Si l'on votait aujourd'hui, les partis conservateurs gagneraient donc en puissance. Premier groupe, les chrétiens-démocrates du Parti Populaire européen (PPE, dont le CDH fait partie et qui comprend le Fidesz de Viktor Orban) pourraient compter sur onze sièges supplémentaires, passant à 198 députés sur 704. Une progression qu’ils devraient très largement à l'augmentation du soutien dont le cartel CDU/CSU d'Angela Merkel peut se prévaloir en Allemagne.
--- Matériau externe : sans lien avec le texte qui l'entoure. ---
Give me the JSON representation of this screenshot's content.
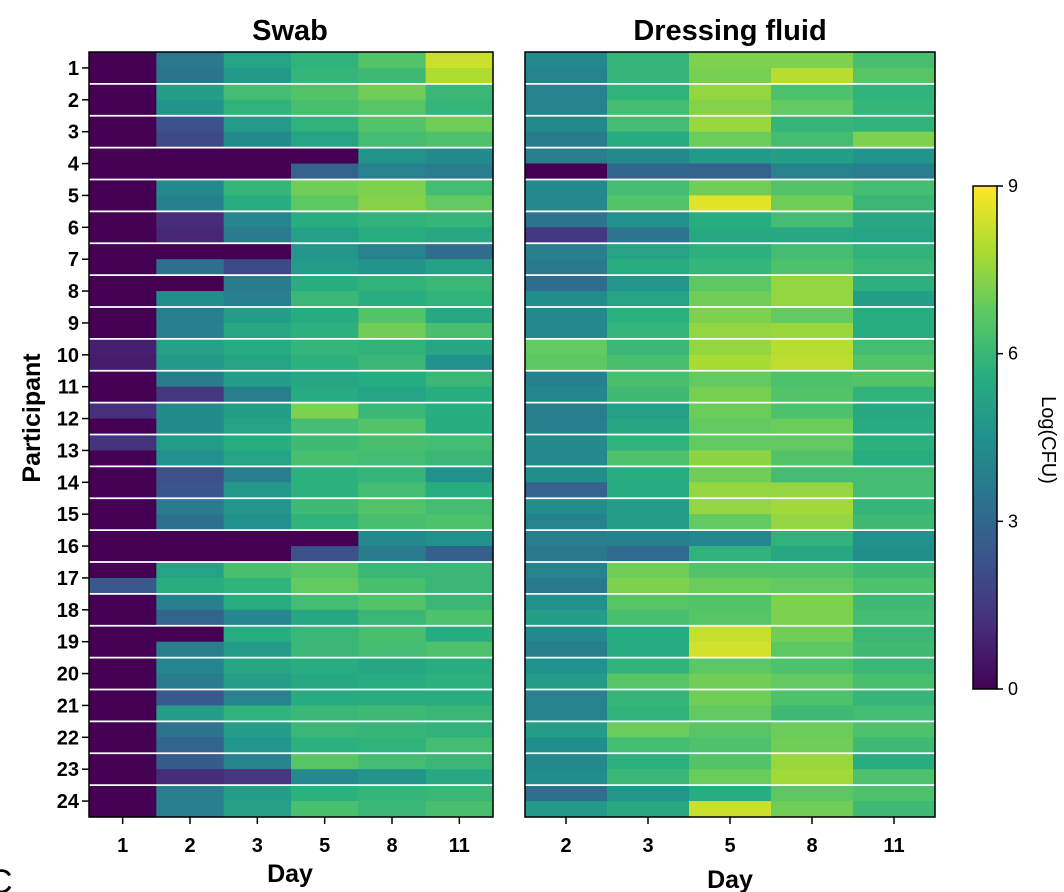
{
  "panel_label": "C",
  "chart_data": {
    "type": "heatmap",
    "ylabel": "Participant",
    "participants": [
      "1",
      "2",
      "3",
      "4",
      "5",
      "6",
      "7",
      "8",
      "9",
      "10",
      "11",
      "12",
      "13",
      "14",
      "15",
      "16",
      "17",
      "18",
      "19",
      "20",
      "21",
      "22",
      "23",
      "24"
    ],
    "colorbar": {
      "label": "Log(CFU)",
      "min": 0,
      "max": 9,
      "ticks": [
        "0",
        "3",
        "6",
        "9"
      ],
      "colormap": "viridis"
    },
    "panels": [
      {
        "title": "Swab",
        "xlabel": "Day",
        "days": [
          "1",
          "2",
          "3",
          "5",
          "8",
          "11"
        ],
        "values": [
          [
            [
              0,
              3.6,
              5.2,
              5.8,
              6.5,
              8.3
            ],
            [
              0,
              3.4,
              4.8,
              5.9,
              6.1,
              7.9
            ]
          ],
          [
            [
              0,
              5.0,
              6.2,
              6.5,
              7.0,
              6.0
            ],
            [
              0,
              4.6,
              5.8,
              6.3,
              6.6,
              5.9
            ]
          ],
          [
            [
              0,
              2.2,
              4.9,
              5.8,
              6.5,
              7.0
            ],
            [
              0,
              2.0,
              4.3,
              5.2,
              6.2,
              6.4
            ]
          ],
          [
            [
              0,
              0,
              0,
              0,
              4.6,
              4.3
            ],
            [
              0,
              0,
              0,
              2.8,
              4.0,
              3.8
            ]
          ],
          [
            [
              0,
              4.2,
              5.9,
              7.0,
              7.2,
              6.2
            ],
            [
              0,
              3.9,
              5.6,
              6.7,
              7.3,
              6.8
            ]
          ],
          [
            [
              0,
              1.1,
              4.1,
              5.6,
              5.8,
              5.9
            ],
            [
              0,
              1.0,
              3.7,
              5.1,
              5.6,
              5.4
            ]
          ],
          [
            [
              0,
              0,
              0,
              4.7,
              4.0,
              3.2
            ],
            [
              0,
              3.3,
              2.0,
              4.9,
              4.6,
              5.1
            ]
          ],
          [
            [
              0,
              0,
              3.7,
              5.6,
              5.8,
              6.0
            ],
            [
              0,
              4.4,
              3.9,
              6.0,
              5.6,
              5.8
            ]
          ],
          [
            [
              0,
              3.8,
              5.0,
              5.5,
              6.5,
              5.4
            ],
            [
              0,
              3.9,
              5.4,
              5.7,
              7.0,
              6.3
            ]
          ],
          [
            [
              0.8,
              5.1,
              5.5,
              5.9,
              5.8,
              5.3
            ],
            [
              0.7,
              4.8,
              5.2,
              5.7,
              6.0,
              4.5
            ]
          ],
          [
            [
              0,
              3.7,
              5.0,
              5.3,
              5.5,
              6.0
            ],
            [
              0,
              1.4,
              3.8,
              5.5,
              5.2,
              5.6
            ]
          ],
          [
            [
              1.2,
              4.3,
              5.0,
              7.2,
              6.0,
              5.6
            ],
            [
              0,
              4.3,
              5.2,
              6.2,
              6.5,
              5.5
            ]
          ],
          [
            [
              1.3,
              4.9,
              5.6,
              6.1,
              6.3,
              6.2
            ],
            [
              0,
              4.5,
              5.2,
              6.3,
              6.2,
              6.0
            ]
          ],
          [
            [
              0,
              2.2,
              3.8,
              5.7,
              5.9,
              4.5
            ],
            [
              0,
              2.4,
              4.8,
              5.7,
              6.2,
              5.6
            ]
          ],
          [
            [
              0,
              3.7,
              4.7,
              6.1,
              6.5,
              6.2
            ],
            [
              0,
              3.3,
              4.5,
              5.8,
              6.3,
              6.4
            ]
          ],
          [
            [
              0,
              0,
              0,
              0,
              4.2,
              4.5
            ],
            [
              0,
              0,
              0,
              2.2,
              3.7,
              2.7
            ]
          ],
          [
            [
              0,
              5.2,
              6.3,
              6.6,
              6.0,
              6.0
            ],
            [
              2.5,
              5.6,
              5.8,
              6.8,
              6.3,
              6.0
            ]
          ],
          [
            [
              0,
              3.9,
              5.6,
              6.2,
              6.5,
              6.0
            ],
            [
              0,
              2.9,
              4.1,
              5.3,
              6.0,
              6.4
            ]
          ],
          [
            [
              0,
              0,
              5.6,
              6.0,
              6.3,
              5.5
            ],
            [
              0,
              3.8,
              4.9,
              6.0,
              6.2,
              6.4
            ]
          ],
          [
            [
              0,
              4.1,
              5.3,
              5.6,
              5.3,
              5.6
            ],
            [
              0,
              3.7,
              5.0,
              5.4,
              5.6,
              5.7
            ]
          ],
          [
            [
              0,
              2.5,
              4.0,
              5.5,
              5.6,
              5.6
            ],
            [
              0,
              5.0,
              5.8,
              6.0,
              6.1,
              6.0
            ]
          ],
          [
            [
              0,
              3.4,
              5.0,
              6.0,
              5.9,
              5.8
            ],
            [
              0,
              2.9,
              4.7,
              5.7,
              5.8,
              6.2
            ]
          ],
          [
            [
              0,
              2.6,
              4.0,
              6.6,
              6.2,
              6.0
            ],
            [
              0,
              1.1,
              1.4,
              4.2,
              4.6,
              5.4
            ]
          ],
          [
            [
              0,
              3.9,
              5.0,
              5.7,
              5.9,
              6.0
            ],
            [
              0,
              3.8,
              5.1,
              6.3,
              6.0,
              6.3
            ]
          ]
        ]
      },
      {
        "title": "Dressing fluid",
        "xlabel": "Day",
        "days": [
          "2",
          "3",
          "5",
          "8",
          "11"
        ],
        "values": [
          [
            [
              4.2,
              5.9,
              7.2,
              7.2,
              6.3
            ],
            [
              4.0,
              5.9,
              7.1,
              8.0,
              6.6
            ]
          ],
          [
            [
              4.0,
              5.8,
              7.5,
              6.4,
              5.8
            ],
            [
              4.0,
              6.2,
              7.3,
              6.8,
              5.9
            ]
          ],
          [
            [
              4.2,
              6.2,
              7.6,
              5.9,
              5.8
            ],
            [
              3.7,
              5.5,
              6.9,
              6.2,
              7.2
            ]
          ],
          [
            [
              3.8,
              4.2,
              4.8,
              5.0,
              4.6
            ],
            [
              0,
              3.0,
              2.8,
              4.0,
              3.8
            ]
          ],
          [
            [
              4.2,
              6.2,
              7.0,
              6.5,
              6.2
            ],
            [
              4.2,
              6.5,
              8.6,
              7.0,
              6.0
            ]
          ],
          [
            [
              3.4,
              4.5,
              5.6,
              6.2,
              5.4
            ],
            [
              1.5,
              3.5,
              5.4,
              5.4,
              5.2
            ]
          ],
          [
            [
              3.9,
              5.2,
              5.7,
              6.2,
              5.8
            ],
            [
              3.6,
              5.6,
              5.9,
              6.4,
              6.0
            ]
          ],
          [
            [
              3.2,
              4.7,
              6.7,
              7.5,
              5.7
            ],
            [
              4.4,
              5.2,
              7.0,
              7.5,
              5.0
            ]
          ],
          [
            [
              4.2,
              5.7,
              7.2,
              6.8,
              5.6
            ],
            [
              4.2,
              5.9,
              7.5,
              7.6,
              5.6
            ]
          ],
          [
            [
              6.8,
              6.0,
              7.5,
              8.0,
              6.2
            ],
            [
              6.7,
              6.3,
              7.8,
              8.1,
              6.5
            ]
          ],
          [
            [
              3.9,
              6.3,
              6.8,
              6.4,
              6.5
            ],
            [
              4.1,
              6.1,
              7.1,
              6.5,
              5.8
            ]
          ],
          [
            [
              3.8,
              5.1,
              6.9,
              6.4,
              5.4
            ],
            [
              3.9,
              5.3,
              6.8,
              6.9,
              5.5
            ]
          ],
          [
            [
              4.3,
              5.8,
              6.8,
              6.8,
              5.7
            ],
            [
              4.2,
              6.4,
              7.4,
              6.5,
              5.6
            ]
          ],
          [
            [
              4.4,
              5.6,
              7.0,
              6.2,
              6.2
            ],
            [
              2.8,
              5.5,
              7.5,
              7.5,
              6.2
            ]
          ],
          [
            [
              4.4,
              5.0,
              7.5,
              7.7,
              5.9
            ],
            [
              4.0,
              5.0,
              6.8,
              7.5,
              6.1
            ]
          ],
          [
            [
              3.8,
              3.9,
              4.1,
              5.8,
              4.5
            ],
            [
              3.6,
              3.1,
              5.8,
              5.4,
              4.4
            ]
          ],
          [
            [
              4.0,
              7.0,
              6.5,
              6.5,
              6.1
            ],
            [
              3.6,
              7.2,
              6.9,
              6.8,
              6.4
            ]
          ],
          [
            [
              4.5,
              6.6,
              6.5,
              7.2,
              6.1
            ],
            [
              5.0,
              6.3,
              6.6,
              7.2,
              6.2
            ]
          ],
          [
            [
              4.2,
              5.5,
              8.2,
              7.0,
              6.0
            ],
            [
              3.8,
              5.5,
              8.4,
              6.7,
              6.1
            ]
          ],
          [
            [
              4.5,
              5.8,
              6.7,
              6.4,
              6.0
            ],
            [
              4.9,
              6.6,
              7.0,
              6.8,
              6.3
            ]
          ],
          [
            [
              4.0,
              5.9,
              7.0,
              6.4,
              5.9
            ],
            [
              4.0,
              5.8,
              6.8,
              6.1,
              6.2
            ]
          ],
          [
            [
              5.0,
              6.9,
              6.6,
              6.9,
              6.4
            ],
            [
              4.4,
              6.2,
              6.4,
              7.0,
              6.1
            ]
          ],
          [
            [
              4.2,
              5.7,
              6.5,
              7.6,
              5.6
            ],
            [
              4.4,
              6.0,
              6.9,
              7.7,
              6.4
            ]
          ],
          [
            [
              3.3,
              4.7,
              5.6,
              6.7,
              6.4
            ],
            [
              4.8,
              5.4,
              8.3,
              7.0,
              6.1
            ]
          ]
        ]
      }
    ]
  }
}
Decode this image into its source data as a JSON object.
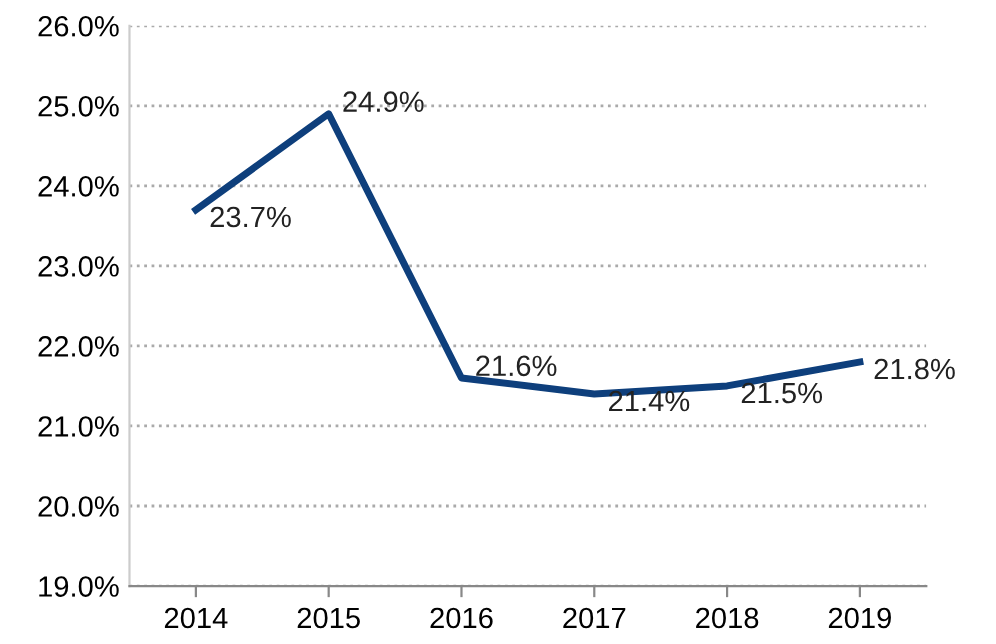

Les conservateurs nationalistes (ECR, N-VA) gagneraient quant à eux cinq sièges, passant à 67.

Au centre de l'hémicycle européen, les libéraux de Renew Europe (RE, MR) perdraient neuf sièges pour passer à 90 – en raison d’une baisse de soutien pour leurs partis espagnol et allemand. 

Les verts dans le rouge

À gauche, les sociaux-démocrates (S&D, PS) continuent de voir leur popularité s'éroder. Ils reculeraient de trois sièges, à 143 députés, restant le deuxième groupe du Parlement européen.

Mais ce sont les écologistes qui subiraient le recul le plus prononcé: ils perdraient 18 sièges pour retomber à 49, notamment en raison de la dégringolade dans les sondages des verts allemands. Cinquième groupe de l’hémicycle, ils retomberaient à la sixième place, derrière les conservateurs nationalistes.

La droite monte, la gauche recule, donc. Mais l'image s'inverse lorsque l'on regarde les extrêmes de l'hémicycle. La gauche radicale gagnerait neuf élus, pour passer à 48 sièges, en partie du fait du succès du Sinn Féin en Irlande. Tandis qu'à l'extrême droite, le groupe Identité et démocratie (ID) perdrait un siège pour tomber à 75 sièges: l'érosion de la Ligue de Matteo Salvini en Italie serait en partie compensée par le succès du Vlaams Belang en Flandre et de l'extrême droite slovaque.

Pendant que Politico.eu publiait cette extrapolation, le Parlement européen diffusait une enquête d’opinion sur le sentiment des Européens face à la crise du Covid-19: 69% des sondés pensent que l'Union devrait avoir "davantage de compétences" pour faire face aux crises.